Activistas anti adicciones pidieron la dimisión de la máxima responsable de la Administración de Alimentación y Fármacos de Estados Unidos (FDA, por sus siglas en inglés), afirmando que las políticas del organismo han contribuido a una epidemia nacional de abuso de fármacos con receta contra el dolor.

En una carta publicada el miércoles, más de una docena de grupos pidieron a la principal responsable de salud de la Administración Obama que sustituya a la comisionada de la FDA, la doctora Margaret Hamburg, que dirige la agencia desde 2009. La FDA se ha visto criticada por defensores de la sanidad pública, políticos y fuerzas de la ley desde el pasado octubre, cuando aprobó un nuevo y potente analgésico llamado Zohydro pese a la recomendación de sus propios asesores médicos.

La nueva carta es la primera petición formal de que haya un cambio de liderazgo en la agencia debido a esta cuestión.

"Estamos especialmente frustrados por la continuada aprobación en la FDA de nuevos, peligrosos analgésicos con altas dosis de opiáceos que alimentan altas tasas de adicción y muertes por sobredosis", afirmó la carta, dirigida a la secretaria de Salud y Servicios Humanos, Sylvia Burwell, que supervisa la FDA y otras agencias sanitarias.

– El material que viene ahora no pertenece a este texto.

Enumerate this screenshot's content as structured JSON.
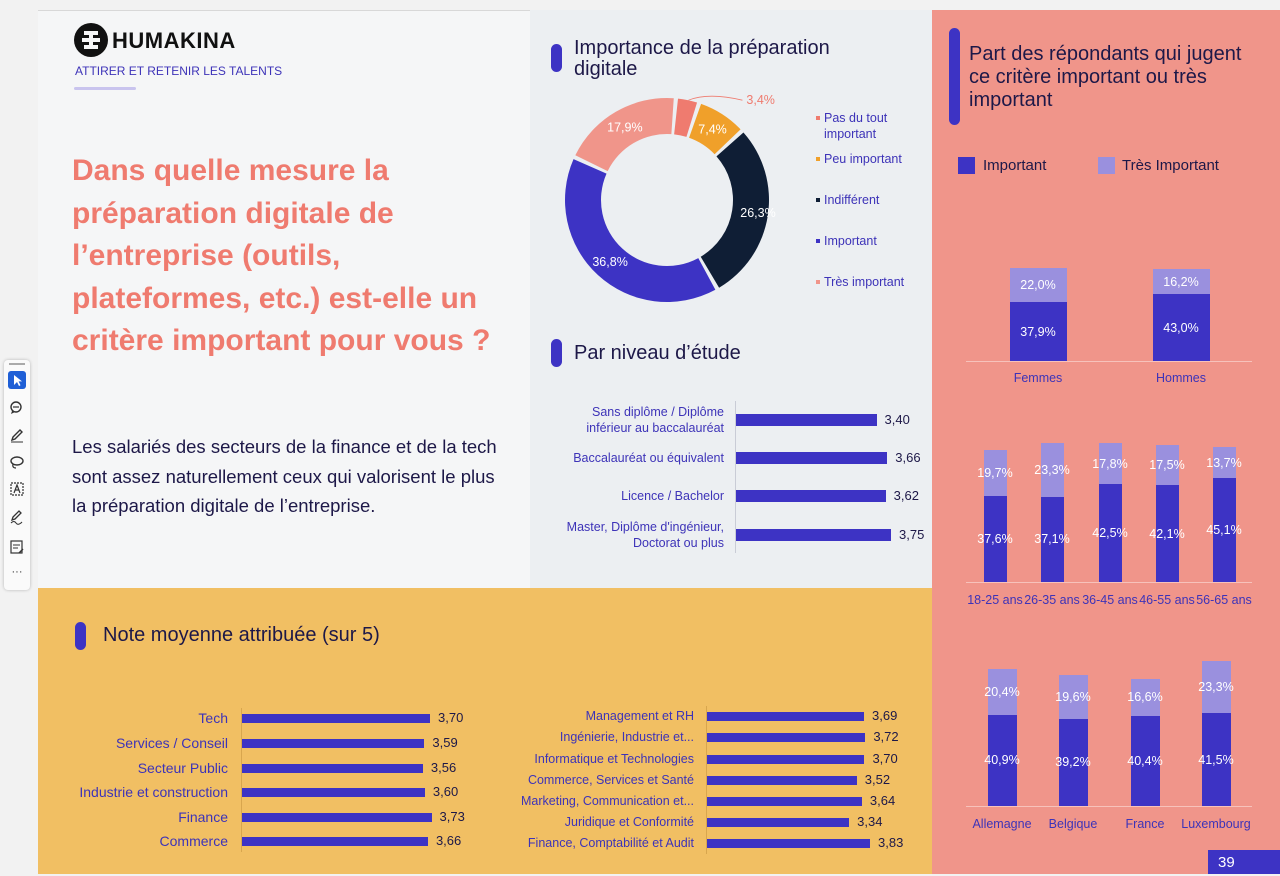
{
  "brand": {
    "name": "HUMAKINA",
    "tagline": "ATTIRER ET RETENIR LES TALENTS"
  },
  "colors": {
    "indigo": "#3d33c4",
    "light_indigo": "#9a90de",
    "salmon": "#f0958a",
    "coral": "#ef7b6f",
    "orange": "#f0a02a",
    "navy": "#0f1e35",
    "pink": "#f0958a",
    "yellow": "#f1bf63"
  },
  "question": "Dans quelle mesure la préparation digitale de l’entreprise (outils, plateformes, etc.) est-elle un critère important pour vous ?",
  "body_text": "Les salariés des secteurs de la finance et de la tech sont assez naturellement ceux qui valorisent le plus la préparation digitale de l’entreprise.",
  "page_number": "39",
  "toolbar": [
    "select-icon",
    "comment-icon",
    "pen-icon",
    "lasso-icon",
    "text-box-icon",
    "signature-icon",
    "form-icon",
    "more-icon"
  ],
  "toolbar_more": "···",
  "chart_data": [
    {
      "id": "donut",
      "type": "pie",
      "title": "Importance de la préparation digitale",
      "categories": [
        "Pas du tout important",
        "Peu important",
        "Indifférent",
        "Important",
        "Très important"
      ],
      "values": [
        3.4,
        7.4,
        26.3,
        36.8,
        17.9
      ],
      "labels": [
        "3,4%",
        "7,4%",
        "26,3%",
        "36,8%",
        "17,9%"
      ],
      "colors": [
        "#ef7b6f",
        "#f0a02a",
        "#0f1e35",
        "#3d33c4",
        "#f0958a"
      ],
      "legend_placement": "right"
    },
    {
      "id": "education",
      "type": "bar",
      "title": "Par niveau d’étude",
      "categories": [
        "Sans diplôme / Diplôme inférieur au baccalauréat",
        "Baccalauréat ou équivalent",
        "Licence / Bachelor",
        "Master, Diplôme d'ingénieur, Doctorat ou plus"
      ],
      "category_lines": [
        [
          "Sans diplôme / Diplôme",
          "inférieur au baccalauréat"
        ],
        [
          "Baccalauréat ou équivalent"
        ],
        [
          "Licence / Bachelor"
        ],
        [
          "Master, Diplôme d'ingénieur,",
          "Doctorat ou plus"
        ]
      ],
      "values": [
        3.4,
        3.66,
        3.62,
        3.75
      ],
      "labels": [
        "3,40",
        "3,66",
        "3,62",
        "3,75"
      ],
      "orientation": "horizontal"
    },
    {
      "id": "gender",
      "type": "bar",
      "stacked": true,
      "title": "Part des répondants qui jugent ce critère important ou très important",
      "legend": [
        "Important",
        "Très Important"
      ],
      "categories": [
        "Femmes",
        "Hommes"
      ],
      "series": [
        {
          "name": "Important",
          "values": [
            37.9,
            43.0
          ],
          "labels": [
            "37,9%",
            "43,0%"
          ]
        },
        {
          "name": "Très Important",
          "values": [
            22.0,
            16.2
          ],
          "labels": [
            "22,0%",
            "16,2%"
          ]
        }
      ]
    },
    {
      "id": "age",
      "type": "bar",
      "stacked": true,
      "categories": [
        "18-25 ans",
        "26-35 ans",
        "36-45 ans",
        "46-55 ans",
        "56-65 ans"
      ],
      "series": [
        {
          "name": "Important",
          "values": [
            37.6,
            37.1,
            42.5,
            42.1,
            45.1
          ],
          "labels": [
            "37,6%",
            "37,1%",
            "42,5%",
            "42,1%",
            "45,1%"
          ]
        },
        {
          "name": "Très Important",
          "values": [
            19.7,
            23.3,
            17.8,
            17.5,
            13.7
          ],
          "labels": [
            "19,7%",
            "23,3%",
            "17,8%",
            "17,5%",
            "13,7%"
          ]
        }
      ]
    },
    {
      "id": "country",
      "type": "bar",
      "stacked": true,
      "categories": [
        "Allemagne",
        "Belgique",
        "France",
        "Luxembourg"
      ],
      "series": [
        {
          "name": "Important",
          "values": [
            40.9,
            39.2,
            40.4,
            41.5
          ],
          "labels": [
            "40,9%",
            "39,2%",
            "40,4%",
            "41,5%"
          ]
        },
        {
          "name": "Très Important",
          "values": [
            20.4,
            19.6,
            16.6,
            23.3
          ],
          "labels": [
            "20,4%",
            "19,6%",
            "16,6%",
            "23,3%"
          ]
        }
      ]
    },
    {
      "id": "sector",
      "type": "bar",
      "title": "Note moyenne attribuée (sur 5)",
      "categories": [
        "Tech",
        "Services / Conseil",
        "Secteur Public",
        "Industrie et construction",
        "Finance",
        "Commerce"
      ],
      "values": [
        3.7,
        3.59,
        3.56,
        3.6,
        3.73,
        3.66
      ],
      "labels": [
        "3,70",
        "3,59",
        "3,56",
        "3,60",
        "3,73",
        "3,66"
      ],
      "orientation": "horizontal"
    },
    {
      "id": "function",
      "type": "bar",
      "categories": [
        "Management et RH",
        "Ingénierie, Industrie et...",
        "Informatique et Technologies",
        "Commerce, Services et Santé",
        "Marketing, Communication et...",
        "Juridique et Conformité",
        "Finance, Comptabilité et Audit"
      ],
      "values": [
        3.69,
        3.72,
        3.7,
        3.52,
        3.64,
        3.34,
        3.83
      ],
      "labels": [
        "3,69",
        "3,72",
        "3,70",
        "3,52",
        "3,64",
        "3,34",
        "3,83"
      ],
      "orientation": "horizontal"
    }
  ]
}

Entre los grupos que firman el texto está Médicos por una Prescripción Responsable de Opiáceos, un grupo con 900 miembros que pidió que la FDA restringiera de forma drástica el uso de opiáceos. La FDA rechazó la solicitud el año pasado.

Las muertes vinculadas a medicaciones que provocan adicción, como OxyContin y Vicodin, se han más que triplicado en los últimos 20 años, hasta una estimación de 17.000 en 2011, el último año del que los Centros para el Control y Prevención de Enfermedades (conocidos como CDC por sus siglas en inglés) ofrecen cifras.

Los CDC han pedido a los médicos que limiten el empleo de medicaciones a los casos de dolor más graves, como pacientes de cáncer o tratamientos paliativos. Pero la inmensa mayoría de las recetas emitidas en Estados Unidos son para problemas más comunes, como artritis o dolor de espalda.

Hamburg ha respaldado el uso extendido de los fármacos, señalando noticias de que 100 millones de estadounidenses sufren dolor crónico.